Even so, those local factors still are the most important. Bad candidates can blow intensity advantages; good candidates can overcome intensity deficits. An out-party’s incumbent governor in a bad local economy will probably need more than an intensity advantage to prevail. An in-party’s incumbent governor in a bad local economy will lose for that reason, not because of a national tide.

If a party gets swept, not surprisingly, it will emphasize the idiosyncratic, local nature of the contests; if a party sweeps, it will frame the elections as a referendum on the president and his party. In the latter case, that interpretation is usually widely shared, and it has consequences.

If the Democrats have been swept in the big three, no matter the lousy campaign of Creigh Deeds; the New Jersey trifecta of a miserable economy, high property taxes and the uncharismatic governor; and the long-standing Republican tilt of New York’s 23rd district, the storyline will be that Barack Obama and the Democratic Party suffered a big rebuff, and that Republicans are back in the game big time.

In the short run, that would mean lots of energy for Republicans in Congress and lots of Pepto-Bismol for Senate Majority Leader Harry Reid (D-Nev.) and Speaker Nancy Pelosi (D-Calif.). Republicans will believe that their strategy of uniting to block any and all Obama or Democratic initiatives was a resounding success and will intensify their efforts to keep all their Members in line. At the same time, vulnerable House and Senate Democrats, looking toward next year, are going to be much more nervous, and that makes corralling votes on health care reform, climate change or financial regulation more difficult — even as the need for party unity is greater than ever.

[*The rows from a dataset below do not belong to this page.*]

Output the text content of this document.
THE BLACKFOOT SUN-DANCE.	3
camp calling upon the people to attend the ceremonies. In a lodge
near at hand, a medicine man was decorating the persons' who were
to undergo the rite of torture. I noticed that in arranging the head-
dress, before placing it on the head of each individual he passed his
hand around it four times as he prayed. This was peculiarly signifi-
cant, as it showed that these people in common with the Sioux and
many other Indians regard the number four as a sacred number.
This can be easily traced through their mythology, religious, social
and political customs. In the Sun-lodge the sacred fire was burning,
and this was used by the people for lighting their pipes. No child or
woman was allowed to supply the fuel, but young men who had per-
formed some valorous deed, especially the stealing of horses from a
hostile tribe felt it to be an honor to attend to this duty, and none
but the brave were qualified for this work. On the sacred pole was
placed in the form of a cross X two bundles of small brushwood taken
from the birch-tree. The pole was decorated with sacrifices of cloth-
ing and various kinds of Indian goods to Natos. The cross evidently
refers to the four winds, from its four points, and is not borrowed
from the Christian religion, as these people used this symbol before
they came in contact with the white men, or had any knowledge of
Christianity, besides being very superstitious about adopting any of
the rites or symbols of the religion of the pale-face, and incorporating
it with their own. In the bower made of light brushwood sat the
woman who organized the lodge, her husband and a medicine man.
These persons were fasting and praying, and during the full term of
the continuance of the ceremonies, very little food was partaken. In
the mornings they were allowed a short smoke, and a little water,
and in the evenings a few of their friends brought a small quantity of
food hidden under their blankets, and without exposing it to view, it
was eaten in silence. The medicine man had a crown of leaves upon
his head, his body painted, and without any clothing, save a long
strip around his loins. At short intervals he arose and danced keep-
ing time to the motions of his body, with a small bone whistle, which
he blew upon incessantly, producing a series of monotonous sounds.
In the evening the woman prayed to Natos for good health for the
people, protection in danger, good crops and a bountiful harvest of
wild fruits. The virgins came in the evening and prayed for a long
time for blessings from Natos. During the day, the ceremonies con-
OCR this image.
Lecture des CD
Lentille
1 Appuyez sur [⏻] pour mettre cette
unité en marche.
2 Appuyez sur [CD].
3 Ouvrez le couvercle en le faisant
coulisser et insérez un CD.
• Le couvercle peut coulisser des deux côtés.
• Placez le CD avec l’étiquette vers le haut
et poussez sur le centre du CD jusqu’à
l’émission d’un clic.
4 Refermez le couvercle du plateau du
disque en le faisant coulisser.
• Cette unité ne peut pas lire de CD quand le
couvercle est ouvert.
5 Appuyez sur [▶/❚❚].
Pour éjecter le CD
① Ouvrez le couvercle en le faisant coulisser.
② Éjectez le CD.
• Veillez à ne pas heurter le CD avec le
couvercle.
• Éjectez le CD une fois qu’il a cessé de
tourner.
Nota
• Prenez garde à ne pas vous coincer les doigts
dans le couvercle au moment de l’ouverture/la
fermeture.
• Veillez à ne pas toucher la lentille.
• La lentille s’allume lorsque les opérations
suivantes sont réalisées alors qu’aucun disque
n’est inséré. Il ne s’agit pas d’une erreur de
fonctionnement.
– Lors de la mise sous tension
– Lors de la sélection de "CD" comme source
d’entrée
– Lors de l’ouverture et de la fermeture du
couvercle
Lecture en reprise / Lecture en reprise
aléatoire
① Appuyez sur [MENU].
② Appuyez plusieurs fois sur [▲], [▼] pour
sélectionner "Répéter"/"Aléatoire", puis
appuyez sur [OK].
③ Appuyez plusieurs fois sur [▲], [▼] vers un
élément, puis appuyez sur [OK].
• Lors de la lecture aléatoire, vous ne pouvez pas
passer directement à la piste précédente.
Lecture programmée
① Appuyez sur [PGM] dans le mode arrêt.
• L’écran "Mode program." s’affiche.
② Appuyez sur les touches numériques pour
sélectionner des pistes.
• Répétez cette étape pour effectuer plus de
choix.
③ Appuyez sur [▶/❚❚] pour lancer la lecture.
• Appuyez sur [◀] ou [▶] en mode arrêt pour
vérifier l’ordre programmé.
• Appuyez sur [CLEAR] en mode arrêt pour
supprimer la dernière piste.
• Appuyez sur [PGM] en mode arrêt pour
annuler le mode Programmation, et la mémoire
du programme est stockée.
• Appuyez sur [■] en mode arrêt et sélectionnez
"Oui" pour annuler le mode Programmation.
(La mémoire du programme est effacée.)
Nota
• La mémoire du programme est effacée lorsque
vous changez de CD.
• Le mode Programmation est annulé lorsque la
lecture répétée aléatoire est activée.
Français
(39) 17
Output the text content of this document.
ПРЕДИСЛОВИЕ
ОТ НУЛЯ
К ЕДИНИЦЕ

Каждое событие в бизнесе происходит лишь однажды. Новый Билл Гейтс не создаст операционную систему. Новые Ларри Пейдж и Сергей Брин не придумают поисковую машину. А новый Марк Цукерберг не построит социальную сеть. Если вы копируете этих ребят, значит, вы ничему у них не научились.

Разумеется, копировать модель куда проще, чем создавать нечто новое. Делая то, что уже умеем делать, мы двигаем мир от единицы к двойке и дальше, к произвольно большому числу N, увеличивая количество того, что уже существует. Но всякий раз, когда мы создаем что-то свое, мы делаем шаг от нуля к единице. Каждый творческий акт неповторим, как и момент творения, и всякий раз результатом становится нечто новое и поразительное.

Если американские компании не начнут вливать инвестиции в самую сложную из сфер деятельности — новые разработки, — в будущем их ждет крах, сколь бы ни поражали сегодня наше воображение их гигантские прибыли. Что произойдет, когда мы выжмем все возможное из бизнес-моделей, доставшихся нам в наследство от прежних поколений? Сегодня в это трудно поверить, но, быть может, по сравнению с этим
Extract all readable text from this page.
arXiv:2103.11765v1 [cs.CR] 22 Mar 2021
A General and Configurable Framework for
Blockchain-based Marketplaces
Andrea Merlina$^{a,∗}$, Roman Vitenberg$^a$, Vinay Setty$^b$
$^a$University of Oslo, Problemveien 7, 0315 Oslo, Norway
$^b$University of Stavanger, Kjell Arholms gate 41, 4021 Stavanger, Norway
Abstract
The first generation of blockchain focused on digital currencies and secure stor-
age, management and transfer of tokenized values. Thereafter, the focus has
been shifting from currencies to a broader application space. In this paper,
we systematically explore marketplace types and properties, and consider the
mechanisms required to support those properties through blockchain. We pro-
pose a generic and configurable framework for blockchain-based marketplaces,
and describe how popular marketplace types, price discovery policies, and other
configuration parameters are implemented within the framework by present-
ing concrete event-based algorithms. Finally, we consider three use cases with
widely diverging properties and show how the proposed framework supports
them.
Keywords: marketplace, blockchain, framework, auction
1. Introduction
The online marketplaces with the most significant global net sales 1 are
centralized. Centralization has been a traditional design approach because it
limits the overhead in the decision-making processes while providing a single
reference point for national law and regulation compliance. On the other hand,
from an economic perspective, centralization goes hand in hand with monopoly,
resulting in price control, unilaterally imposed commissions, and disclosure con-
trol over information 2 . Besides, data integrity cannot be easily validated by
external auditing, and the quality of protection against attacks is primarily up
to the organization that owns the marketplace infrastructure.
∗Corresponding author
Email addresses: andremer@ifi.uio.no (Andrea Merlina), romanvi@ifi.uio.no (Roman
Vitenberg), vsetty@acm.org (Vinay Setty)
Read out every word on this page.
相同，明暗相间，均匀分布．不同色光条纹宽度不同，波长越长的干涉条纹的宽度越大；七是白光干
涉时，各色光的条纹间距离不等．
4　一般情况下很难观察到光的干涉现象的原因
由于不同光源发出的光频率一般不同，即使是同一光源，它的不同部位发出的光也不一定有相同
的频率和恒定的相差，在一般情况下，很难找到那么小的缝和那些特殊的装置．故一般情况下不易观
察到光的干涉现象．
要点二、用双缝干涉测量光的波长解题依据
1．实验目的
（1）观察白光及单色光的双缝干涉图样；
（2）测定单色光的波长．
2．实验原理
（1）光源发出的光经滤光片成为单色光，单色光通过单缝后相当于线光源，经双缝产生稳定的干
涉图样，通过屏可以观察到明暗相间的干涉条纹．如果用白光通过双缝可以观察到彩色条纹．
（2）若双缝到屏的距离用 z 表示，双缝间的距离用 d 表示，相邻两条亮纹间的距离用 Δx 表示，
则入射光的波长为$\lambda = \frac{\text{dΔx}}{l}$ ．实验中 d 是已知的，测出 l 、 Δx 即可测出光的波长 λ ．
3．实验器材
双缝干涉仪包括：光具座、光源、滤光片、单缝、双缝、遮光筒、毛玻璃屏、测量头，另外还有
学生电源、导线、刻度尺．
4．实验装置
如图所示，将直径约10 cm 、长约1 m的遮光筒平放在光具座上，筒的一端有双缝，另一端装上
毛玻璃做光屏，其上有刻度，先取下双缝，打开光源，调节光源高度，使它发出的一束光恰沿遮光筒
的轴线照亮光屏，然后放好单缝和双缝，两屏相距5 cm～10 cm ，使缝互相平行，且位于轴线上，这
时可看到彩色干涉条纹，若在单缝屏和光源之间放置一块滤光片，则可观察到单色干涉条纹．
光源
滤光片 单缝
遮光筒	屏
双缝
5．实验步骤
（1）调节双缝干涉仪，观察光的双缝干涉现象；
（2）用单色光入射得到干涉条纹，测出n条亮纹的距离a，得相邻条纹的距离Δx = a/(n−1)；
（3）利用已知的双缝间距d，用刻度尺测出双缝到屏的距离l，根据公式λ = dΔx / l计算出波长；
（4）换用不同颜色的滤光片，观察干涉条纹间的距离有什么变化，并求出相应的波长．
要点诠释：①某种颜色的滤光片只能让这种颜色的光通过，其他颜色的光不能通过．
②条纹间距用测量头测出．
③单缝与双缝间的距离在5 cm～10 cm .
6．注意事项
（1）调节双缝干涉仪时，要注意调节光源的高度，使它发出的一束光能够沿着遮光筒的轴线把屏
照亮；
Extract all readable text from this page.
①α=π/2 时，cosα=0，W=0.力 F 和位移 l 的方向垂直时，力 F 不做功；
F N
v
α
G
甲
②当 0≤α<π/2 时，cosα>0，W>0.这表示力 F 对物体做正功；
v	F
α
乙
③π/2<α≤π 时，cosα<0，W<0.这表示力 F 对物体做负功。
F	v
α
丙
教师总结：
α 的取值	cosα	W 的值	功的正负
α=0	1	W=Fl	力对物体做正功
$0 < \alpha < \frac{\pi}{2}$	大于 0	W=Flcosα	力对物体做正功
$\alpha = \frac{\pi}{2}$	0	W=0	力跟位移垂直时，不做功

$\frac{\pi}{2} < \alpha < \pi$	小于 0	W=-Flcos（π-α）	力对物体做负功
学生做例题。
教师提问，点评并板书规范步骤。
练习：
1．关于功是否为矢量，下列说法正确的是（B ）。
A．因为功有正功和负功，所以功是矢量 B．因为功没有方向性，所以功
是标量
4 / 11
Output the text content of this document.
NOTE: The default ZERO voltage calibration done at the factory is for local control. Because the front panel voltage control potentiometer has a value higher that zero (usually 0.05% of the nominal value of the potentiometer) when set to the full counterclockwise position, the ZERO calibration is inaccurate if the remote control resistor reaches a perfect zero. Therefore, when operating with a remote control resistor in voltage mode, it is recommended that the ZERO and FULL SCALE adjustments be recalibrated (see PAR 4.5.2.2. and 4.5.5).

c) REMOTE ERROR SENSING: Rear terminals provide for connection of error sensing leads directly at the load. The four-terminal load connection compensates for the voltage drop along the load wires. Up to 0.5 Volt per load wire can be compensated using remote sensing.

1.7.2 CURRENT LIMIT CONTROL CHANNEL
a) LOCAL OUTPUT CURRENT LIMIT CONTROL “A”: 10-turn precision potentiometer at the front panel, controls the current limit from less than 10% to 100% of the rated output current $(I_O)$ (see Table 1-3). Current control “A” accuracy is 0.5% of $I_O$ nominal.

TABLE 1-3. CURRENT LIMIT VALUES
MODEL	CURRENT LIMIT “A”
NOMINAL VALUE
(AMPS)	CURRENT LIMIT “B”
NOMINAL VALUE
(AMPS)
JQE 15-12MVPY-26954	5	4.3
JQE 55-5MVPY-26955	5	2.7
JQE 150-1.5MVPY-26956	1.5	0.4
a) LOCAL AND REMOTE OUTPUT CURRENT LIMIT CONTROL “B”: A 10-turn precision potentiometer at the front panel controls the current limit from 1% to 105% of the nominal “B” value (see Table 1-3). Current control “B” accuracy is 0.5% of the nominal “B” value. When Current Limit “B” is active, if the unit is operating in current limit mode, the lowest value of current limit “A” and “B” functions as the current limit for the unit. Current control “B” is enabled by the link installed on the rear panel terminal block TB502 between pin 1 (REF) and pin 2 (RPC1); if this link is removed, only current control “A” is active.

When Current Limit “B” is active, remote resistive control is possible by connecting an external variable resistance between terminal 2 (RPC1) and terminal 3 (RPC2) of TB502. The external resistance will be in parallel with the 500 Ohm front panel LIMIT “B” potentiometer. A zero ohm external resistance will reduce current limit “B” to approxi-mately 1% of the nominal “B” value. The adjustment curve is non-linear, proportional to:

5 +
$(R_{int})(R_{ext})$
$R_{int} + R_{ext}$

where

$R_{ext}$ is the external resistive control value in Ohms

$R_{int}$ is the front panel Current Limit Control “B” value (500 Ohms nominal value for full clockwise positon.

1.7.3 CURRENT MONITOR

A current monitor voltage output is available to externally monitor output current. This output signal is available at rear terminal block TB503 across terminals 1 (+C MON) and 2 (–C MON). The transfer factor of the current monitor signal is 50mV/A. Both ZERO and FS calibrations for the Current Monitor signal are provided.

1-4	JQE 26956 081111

On the other hand, if Bill Owens (D) has prevailed in New York, after an embarrassing Republican divide, and Jon Corzine (D) has prevailed in New Jersey thanks in major part to an Independent candidate drawing votes from Republican Chris Christie, the prevailing storyline will be how Republican fratricide and conservative pugnacity blew a big chance for a party win. While that will not energize vulnerable freshman Democrats or skeptical Blue Dogs to stay with their party on tough votes, it will not add to their underlying nervousness and may make it easier for Reid, Pelosi and Rahm Emanuel to keep the troops in line.

Despite the big push by Democrats to get Owens over the top in New York, I am sure there are some Democratic strategists who would be secretly happy if Doug Hoffman, the Conservative Party nominee, won. A Hoffman victory would mobilize many more arch-conservative candidates to take on moderate Republicans in primaries or by trying to get on the ballot on a third-party or independent line. Of course, few states are as amenable to such challenges as New York. But each challenge drains party resources and splits supporters. If I were heading up the Democratic Congressional Campaign Committee or the Democratic Senatorial Campaign Committee, I might be tempted to try to get some of my most ardent supporters to channel money to the Club for Growth to encourage more such challenges.

Nothing important has changed directly in Congress from Tuesday to Wednesday. But the indirect implications of these elections could be considerable, and very interesting for us Congress-watchers.

Norman Ornstein is a resident scholar at the American Enterprise Institute.